Financial activities, such as the exchange of money between individuals, have long been considered a crucial aspect of how people build and maintain their interpersonal relationships (i.e., a strong, deep, or close association/acquaintance between two or more people) with individuals they know because money is a sensitive social construct. In particular, over the past decade, how to conduct, manage, and experience money exchanges and processes between individuals has been dramatically transformed due to the increasing popularity of digital peer-to-peer (P2P) payment services (i.e., performing one to one online money transactions via a digital device). In this sense, digital P2P payments have shown the potential to affect how people pay and interact with each other regarding money, an important impact factor on various forms of interpersonal relationships, by facilitating direct money transactions between individuals through computer-mediated channels.

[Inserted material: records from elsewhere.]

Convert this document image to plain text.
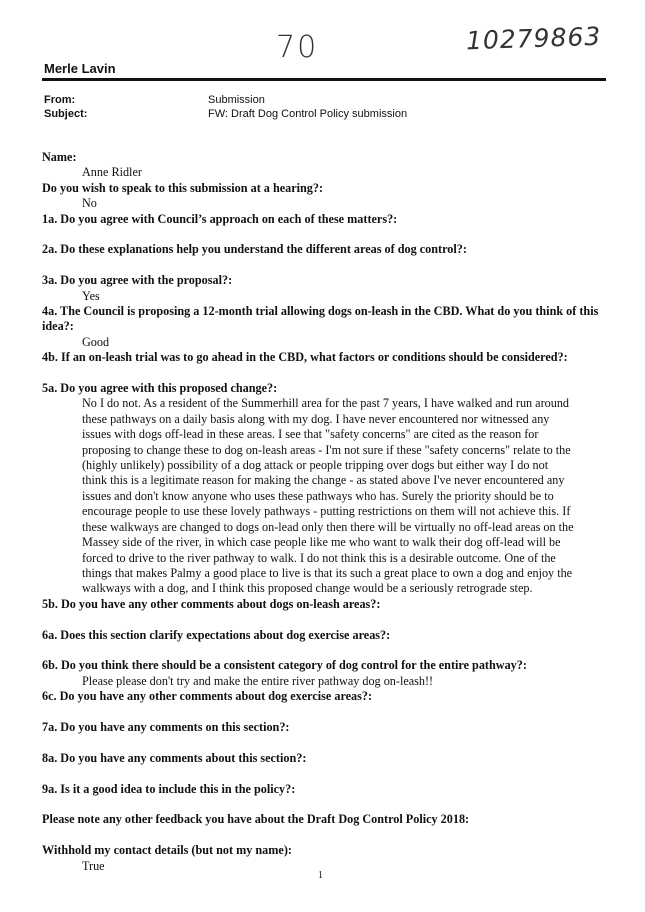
70	10279863
Merle Lavin
From:	Submission
Subject:	FW: Draft Dog Control Policy submission
Name:
Anne Ridler
Do you wish to speak to this submission at a hearing?:
No
1a. Do you agree with Council’s approach on each of these matters?:
2a. Do these explanations help you understand the different areas of dog control?:
3a. Do you agree with the proposal?:
Yes
4a. The Council is proposing a 12-month trial allowing dogs on-leash in the CBD. What do you think of this idea?:
Good
4b. If an on-leash trial was to go ahead in the CBD, what factors or conditions should be considered?:
5a. Do you agree with this proposed change?:
No I do not. As a resident of the Summerhill area for the past 7 years, I have walked and run around
these pathways on a daily basis along with my dog. I have never encountered nor witnessed any
issues with dogs off-lead in these areas. I see that "safety concerns" are cited as the reason for
proposing to change these to dog on-leash areas - I'm not sure if these "safety concerns" relate to the
(highly unlikely) possibility of a dog attack or people tripping over dogs but either way I do not
think this is a legitimate reason for making the change - as stated above I've never encountered any
issues and don't know anyone who uses these pathways who has. Surely the priority should be to
encourage people to use these lovely pathways - putting restrictions on them will not achieve this. If
these walkways are changed to dogs on-lead only then there will be virtually no off-lead areas on the
Massey side of the river, in which case people like me who want to walk their dog off-lead will be
forced to drive to the river pathway to walk. I do not think this is a desirable outcome. One of the
things that makes Palmy a good place to live is that its such a great place to own a dog and enjoy the
walkways with a dog, and I think this proposed change would be a seriously retrograde step.
5b. Do you have any other comments about dogs on-leash areas?:
6a. Does this section clarify expectations about dog exercise areas?:
6b. Do you think there should be a consistent category of dog control for the entire pathway?:
Please please don't try and make the entire river pathway dog on-leash!!
6c. Do you have any other comments about dog exercise areas?:
7a. Do you have any comments on this section?:
8a. Do you have any comments about this section?:
9a. Is it a good idea to include this in the policy?:
Please note any other feedback you have about the Draft Dog Control Policy 2018:
Withhold my contact details (but not my name):
True
1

Therefore, this dissertation research is motivated to leverage a sociotechnical approach to conduct an in-depth investigation of the nuanced human experiences of personal money exchanges mediated by digital P2P payments between people who know each other and the unique role of digital P2P payments in shaping these individuals' social connections with each other online and offline. In doing so, this dissertation research aims to (i) reveal and elaborate the multidimensional influences of digital P2P payments on interpersonal relationships between people who already know each other in terms of both experiences of money exchanges and everyday social interactions; ii) advance our knowledge and understanding of how digital P2P payments systems can be redesigned to better support people's social connections with individuals they know; and iii) envision the future landscape of digital P2P payments in our increasingly networked digital society.

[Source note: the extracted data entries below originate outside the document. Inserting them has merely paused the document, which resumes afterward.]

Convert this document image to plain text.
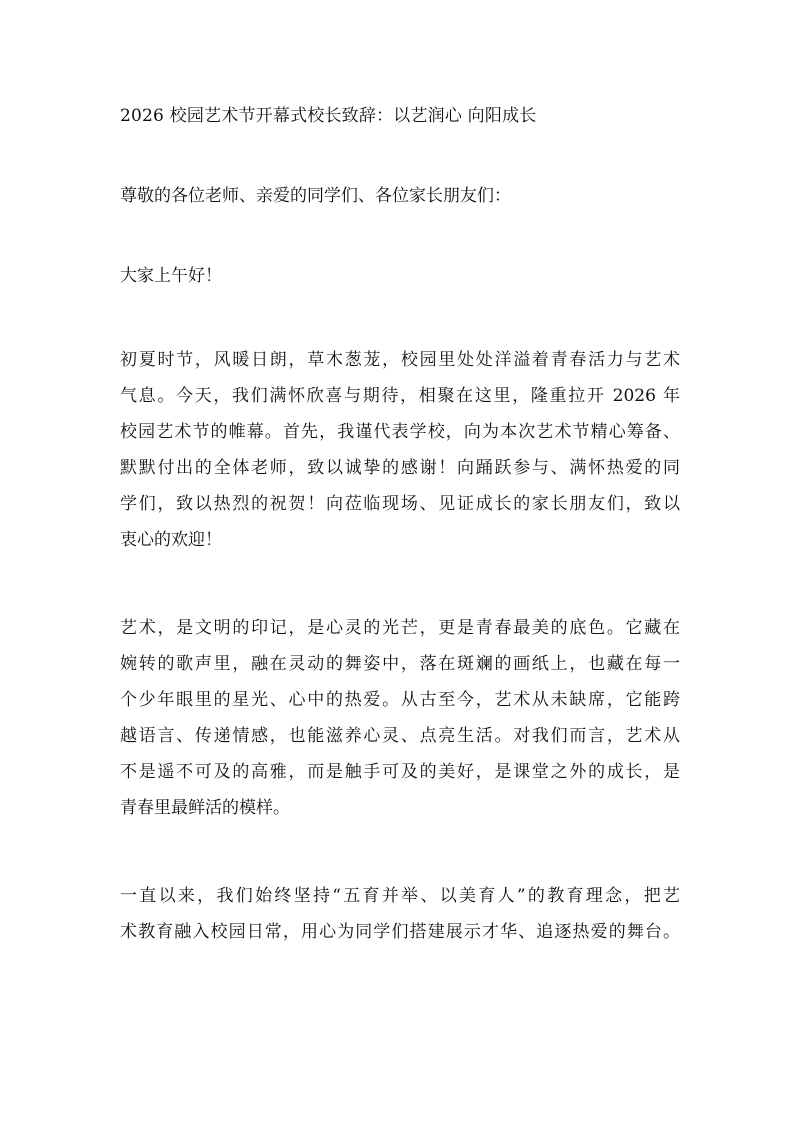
2026 校园艺术节开幕式校长致辞：以艺润心 向阳成长

尊敬的各位老师、亲爱的同学们、各位家长朋友们：

大家上午好！

初夏时节，风暖日朗，草木葱茏，校园里处处洋溢着青春活力与艺术

气息。今天，我们满怀欣喜与期待，相聚在这里，隆重拉开 2026 年

校园艺术节的帷幕。首先，我谨代表学校，向为本次艺术节精心筹备、

默默付出的全体老师，致以诚挚的感谢！向踊跃参与、满怀热爱的同

学们，致以热烈的祝贺！向莅临现场、见证成长的家长朋友们，致以

衷心的欢迎！

艺术，是文明的印记，是心灵的光芒，更是青春最美的底色。它藏在

婉转的歌声里，融在灵动的舞姿中，落在斑斓的画纸上，也藏在每一

个少年眼里的星光、心中的热爱。从古至今，艺术从未缺席，它能跨

越语言、传递情感，也能滋养心灵、点亮生活。对我们而言，艺术从

不是遥不可及的高雅，而是触手可及的美好，是课堂之外的成长，是

青春里最鲜活的模样。

一直以来，我们始终坚持“五育并举、以美育人”的教育理念，把艺

术教育融入校园日常，用心为同学们搭建展示才华、追逐热爱的舞台。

This dissertation research involves four studies. Grounded in 158 social media posts and 8 interviews, Study 1 explores how people perceive the increasing trend of integrating digital P2P payments with social media services (e.g., Facebook Messenger payment) and why they decide not to use this service in their daily lives. Study 2 reports findings of a qualitative study of 31 in-depth semi-structured interviews to investigate the influences of using digital P2P payments on people's offline interpersonal relationships. Study 3 reports results of a large-scale anonymous online survey with 218 valid responses to measure the specific immediate social consequences and lasting impacts of using digital P2P payments on people's interpersonal relationships. Study 4 adopts the research through design (RtD) approach with a specific emphasis on participatory design activities to both elicit and qualitatively investigate user needs and user-generated design solutions for digital P2P payment services that can better support people's social connections.

This dissertation research thus contributes to innovating financial technologies in the perspective of Human-Computer Interaction and Human-Centered Computing by better understanding new and more complicated social phenomena and dynamics emerging in today's digital economy. First, this dissertation research offers one of the first empirical evidence to unpack and explicate the multidimensional influences of digital P2P payments on both financial experiences/processes and everyday social connections between known contacts, which is understudied in prior scholarship. In doing so, we provide new perspectives on today's technology-mediated financial life and shed light on the intertwining financial and social relationships through technology. These insights also help re-conceptualize computer-mediated interpersonal relationships in today's networked society. Second, we identify and further reflect on user-generated design recommendations and develop prototypes that highlight the importance of taking the interplay of financial and social engagement, in addition to security and privacy, into consideration when redesigning digital P2P payments platforms. Through this RtD approach, we thus rethink and envision the future landscape of digital P2P payments where such technologies can be designed, developed, and used in a more comfortable, innovative, and emotionally satisfactory way. As we are entering a post COVID-19 pandemic age, there is an increasing interest to make digital financial technologies not only secure but also more human-centered, interaction-centric, and culturally sensitive, which can be used to better support and maintain human connections through daily financial activities with or without face-to-face interaction. Therefore, in a broader sense, this dissertation research on the social values of digital P2P payments also contributes to building a more robust and inclusive digital economy in today's changing society.